When we dropped off the bus and was walking around, we were stopped by a well-dressed middle-aged man who (somehow knew we were tourists) enthusiastically invited us to come along with him, as well as other tourists along the way, to catch the final night of the Sakura lightup (which the hostel manager told us about earlier). Warily we followed, not wanting to appear rude and was pleasantly surprised when we reached the Shirakawa canal and the sight of sakura blossoms lit up along the banks greeted us. We were so entralled by the scenary that we forgot to thank the man!

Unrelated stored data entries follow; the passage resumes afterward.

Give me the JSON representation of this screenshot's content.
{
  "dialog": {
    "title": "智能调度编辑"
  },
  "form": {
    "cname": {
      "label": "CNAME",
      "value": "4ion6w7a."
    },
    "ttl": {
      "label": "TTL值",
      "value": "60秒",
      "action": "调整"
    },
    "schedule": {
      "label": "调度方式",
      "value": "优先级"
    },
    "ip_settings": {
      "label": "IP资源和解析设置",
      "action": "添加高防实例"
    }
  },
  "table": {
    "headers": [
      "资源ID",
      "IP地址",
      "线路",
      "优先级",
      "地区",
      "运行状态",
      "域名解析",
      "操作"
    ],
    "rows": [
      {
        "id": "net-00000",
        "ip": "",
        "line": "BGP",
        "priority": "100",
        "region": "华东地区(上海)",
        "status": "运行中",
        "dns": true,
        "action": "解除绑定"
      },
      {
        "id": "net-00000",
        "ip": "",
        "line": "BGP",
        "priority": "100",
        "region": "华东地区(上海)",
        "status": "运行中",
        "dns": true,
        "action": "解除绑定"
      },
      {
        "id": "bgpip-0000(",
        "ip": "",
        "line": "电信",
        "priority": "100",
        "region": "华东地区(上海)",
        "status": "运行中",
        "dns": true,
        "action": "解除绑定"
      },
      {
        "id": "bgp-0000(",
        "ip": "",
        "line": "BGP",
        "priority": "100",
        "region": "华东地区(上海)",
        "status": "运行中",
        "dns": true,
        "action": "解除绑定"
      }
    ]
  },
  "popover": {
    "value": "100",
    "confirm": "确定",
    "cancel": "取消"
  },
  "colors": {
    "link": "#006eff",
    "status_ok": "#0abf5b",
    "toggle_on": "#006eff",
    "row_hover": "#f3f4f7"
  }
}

The following morning was a somewhat hectic day running around the old city from the Old Imperial Palace site (where we wasted an hour waiting for the receptionists at the Imperial Household Agency to come back from lunch before finding out we cannot gain admission that day) to Nijo castle and then an evening stroll down the Path of Philosophy with rows of gorgeous trees in full blossom along the banks (after forgoing a visit to the Ginkakuji for the day). A quick stopover at the Kyoto train station sky garden to take in the night scenary of the city before the end of the day.
It was with some great excitment when we awoke, for we are going to dress up in traditional garb for the day! Though somehow we woke up abit later than anticipated, the (irritating) crowd at the boutique delayed our day's adventure which saw us strolling uphill to the famous Kiyomizu-dera, down the three-year (sannen-zaka) and two-year (ninen-zaka) slopes and then on to the Gingakuji (Silver Pavilion) and Kinkakuji (Golden Pavilion). By the time we finished, it was already late afternoon so we decided to go explore the Yasaka shrine, also known as Gion-sha (it is representative of the Gion District) and the Matsuri (Festival) there, watching the lighting up of the lantern offerings before we trudged back to the boutique. But not before stopping by the hostel for some private photo shoots of our elaborate costumes.
Having shed ourselves of the somewhat restrictive clothing, it felt good to be walking freely again and not confined by the clothing (and wooden sandles!) so we made a trip down to Gion again, hoping to try our luck at getting a glimpse of the Geikos and Maikos. A pleasant surprise awaited us as a Geiko and Maiko we had been observing from a teahouse came out upon invitation by the guests they had been entertaining! Before long, a large crowd had gathered and the duo could be heard in a semi-pleading voice for their mama-san, who was gamely smiling nearby! After we left the scene, we bumped into yet another Maiko! How lucky were we that night?
Wednesday, April 21, 2010
Japan Yokoso 2010! Part 2
From Osaka, we dragged our lugguage down to the ancient capital of Nara and cramped them into a locker and proceed on a day trip round with visits to the various World Heritage sites of the Kofukuji Shrine, the Todaiji and the Kasuga Taisha Shrine. The deers were a handful to deal with so we refrained from the urge to feed them.